Inclined to choose C over B. By using TFX components with Dataflow, you can perform feature engineering on large-scale tabular data in a distributed and efficient way. You can use the Transform component to apply the MaxMin scaler and the one-hot encoding to the numerical and categorical features, respectively. You can also use the ExampleGen component to read data from BigQuery and the Trainer component to train your TensorFlow model.

daidai75Option: C
Jan 23, 2024

key messages: "contains hundreds of millions of rows, and includes both categorical and numerical features. You need to use a MaxMin scaler on some numerical features, and apply a one-hot encoding to some categorical features such as SKU names". Option B is not suitable for the big volume of data processing. Option C is better.

gscharlyOption: C
Apr 20, 2024

agree with daidai75

pinimichele01
Apr 26, 2024

Option B is not suitable for the big volume of data processing????? BQ is not suitable for big volume??.. for me is B

bobjrOption: D
Jun 4, 2024

GPT says D, Gemini says B, Perplexity says C.... I say D : stay in one tool, BQ, which is cheap and natively scalable. B has a risk of out of memory error.

cruise93Option: C
Apr 24, 2024

Agree with b1a8fae

fitri001Option: B
Apr 27, 2024

BigQuery for Preprocessing: BigQuery is a serverless data warehouse optimized for large datasets.expand_more It can handle scaling numerical features using built-in functions like SCALE or QUANTILE_SCALE, reducing the need for complex custom logic or separate lookup tables.
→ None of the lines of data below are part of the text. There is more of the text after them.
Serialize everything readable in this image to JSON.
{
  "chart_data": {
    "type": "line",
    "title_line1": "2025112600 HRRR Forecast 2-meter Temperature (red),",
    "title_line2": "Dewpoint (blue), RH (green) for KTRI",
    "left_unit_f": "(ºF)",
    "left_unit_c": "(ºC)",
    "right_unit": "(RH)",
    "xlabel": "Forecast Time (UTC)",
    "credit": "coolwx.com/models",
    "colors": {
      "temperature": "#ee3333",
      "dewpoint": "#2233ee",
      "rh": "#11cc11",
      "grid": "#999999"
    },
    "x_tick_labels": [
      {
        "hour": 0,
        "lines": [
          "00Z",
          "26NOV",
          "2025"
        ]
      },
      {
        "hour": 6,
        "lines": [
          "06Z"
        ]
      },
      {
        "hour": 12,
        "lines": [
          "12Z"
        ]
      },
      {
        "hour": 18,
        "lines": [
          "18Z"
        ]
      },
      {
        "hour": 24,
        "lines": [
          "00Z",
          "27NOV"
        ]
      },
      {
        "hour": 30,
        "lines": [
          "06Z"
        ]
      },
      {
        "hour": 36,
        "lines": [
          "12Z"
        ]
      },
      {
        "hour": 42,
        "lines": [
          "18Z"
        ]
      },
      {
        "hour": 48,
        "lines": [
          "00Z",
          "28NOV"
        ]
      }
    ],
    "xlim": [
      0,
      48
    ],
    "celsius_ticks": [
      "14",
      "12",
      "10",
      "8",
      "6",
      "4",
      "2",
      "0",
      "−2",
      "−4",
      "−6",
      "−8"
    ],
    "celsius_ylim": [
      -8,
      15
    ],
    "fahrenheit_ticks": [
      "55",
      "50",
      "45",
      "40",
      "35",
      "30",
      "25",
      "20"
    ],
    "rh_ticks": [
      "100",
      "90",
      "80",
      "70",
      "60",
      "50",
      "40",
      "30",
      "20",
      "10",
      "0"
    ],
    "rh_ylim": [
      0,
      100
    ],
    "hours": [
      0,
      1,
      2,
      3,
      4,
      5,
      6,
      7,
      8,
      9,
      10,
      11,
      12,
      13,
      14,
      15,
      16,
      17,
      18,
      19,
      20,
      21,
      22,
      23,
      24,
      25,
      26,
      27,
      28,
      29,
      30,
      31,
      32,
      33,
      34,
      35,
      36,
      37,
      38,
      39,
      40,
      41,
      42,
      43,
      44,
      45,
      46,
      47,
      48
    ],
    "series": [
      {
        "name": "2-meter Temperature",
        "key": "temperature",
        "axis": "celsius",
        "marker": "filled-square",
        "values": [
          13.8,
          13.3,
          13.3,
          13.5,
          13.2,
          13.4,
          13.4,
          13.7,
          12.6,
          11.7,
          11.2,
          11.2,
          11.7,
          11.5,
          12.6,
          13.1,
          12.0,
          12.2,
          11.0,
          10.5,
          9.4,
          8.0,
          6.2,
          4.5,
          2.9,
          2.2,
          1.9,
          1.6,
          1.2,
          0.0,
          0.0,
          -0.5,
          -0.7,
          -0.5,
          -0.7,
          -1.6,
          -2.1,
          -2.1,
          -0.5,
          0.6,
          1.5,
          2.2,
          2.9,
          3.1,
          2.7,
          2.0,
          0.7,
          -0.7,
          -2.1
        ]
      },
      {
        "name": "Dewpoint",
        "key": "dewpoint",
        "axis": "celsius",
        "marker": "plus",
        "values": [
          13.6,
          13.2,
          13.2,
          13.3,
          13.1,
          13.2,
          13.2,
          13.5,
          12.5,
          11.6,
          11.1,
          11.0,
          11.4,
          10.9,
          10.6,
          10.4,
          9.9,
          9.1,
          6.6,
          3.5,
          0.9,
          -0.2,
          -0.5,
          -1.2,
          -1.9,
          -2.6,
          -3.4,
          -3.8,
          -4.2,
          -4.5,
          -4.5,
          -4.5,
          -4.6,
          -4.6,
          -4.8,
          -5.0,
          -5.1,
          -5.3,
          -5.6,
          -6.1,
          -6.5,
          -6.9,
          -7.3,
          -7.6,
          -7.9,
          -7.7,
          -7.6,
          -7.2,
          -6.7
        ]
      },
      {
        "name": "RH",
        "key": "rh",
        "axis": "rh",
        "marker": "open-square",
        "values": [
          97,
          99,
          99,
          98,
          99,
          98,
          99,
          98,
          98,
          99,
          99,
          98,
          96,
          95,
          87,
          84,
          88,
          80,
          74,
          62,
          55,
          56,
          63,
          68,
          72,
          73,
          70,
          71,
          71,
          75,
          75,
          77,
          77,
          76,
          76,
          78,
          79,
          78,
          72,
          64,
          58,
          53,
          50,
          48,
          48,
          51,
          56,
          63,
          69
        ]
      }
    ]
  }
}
TensorFlow for One-Hot Encoding: TensorFlow excels at in-memory processing. One-hot encoding of categorical features, especially text features like SKU names, can be efficiently performed within your TensorFlow model during training. This avoids unnecessary data movement or transformations in BigQuery. Vertex AI Training: By feeding the preprocessed data (scaled numerical features) directly into Vertex AI Training, you leverage its managed infrastructure for training your custom TensorFlow model.

fitri001
Apr 27, 2024

Option A: Creates unnecessary complexity and data movement. BigQuery is better suited for scaling numerical features, and TensorFlow is efficient for one-hot encoding. Option C: TFX is a powerful framework for complex pipelines, but for a simpler scenario like this, it might be an overkill. Additionally, exporting data as TFRecords adds an extra step, potentially increasing cost and complexity. Option D: One-hot encoding in BigQuery might be cumbersome for textual features like SKU names. pen_spark exclamation It can be computationally expensive and result in data explosion. TensorFlow handles this efficiently within the model.

dija123Option: C
Jul 2, 2024

agree with TFX components with Dataflow

AzureDP900Option: C
Jul 5, 2024

Option C uses TFX (TensorFlow Extended) components with Dataflow, which is a great way to perform complex data preprocessing tasks like one-hot encoding and scaling. This approach allows you to process your data in a scalable and efficient manner, using Cloud Storage as the output location. By exporting the results as TFRecords, you can easily feed this preprocessed data into Vertex AI Training for model development.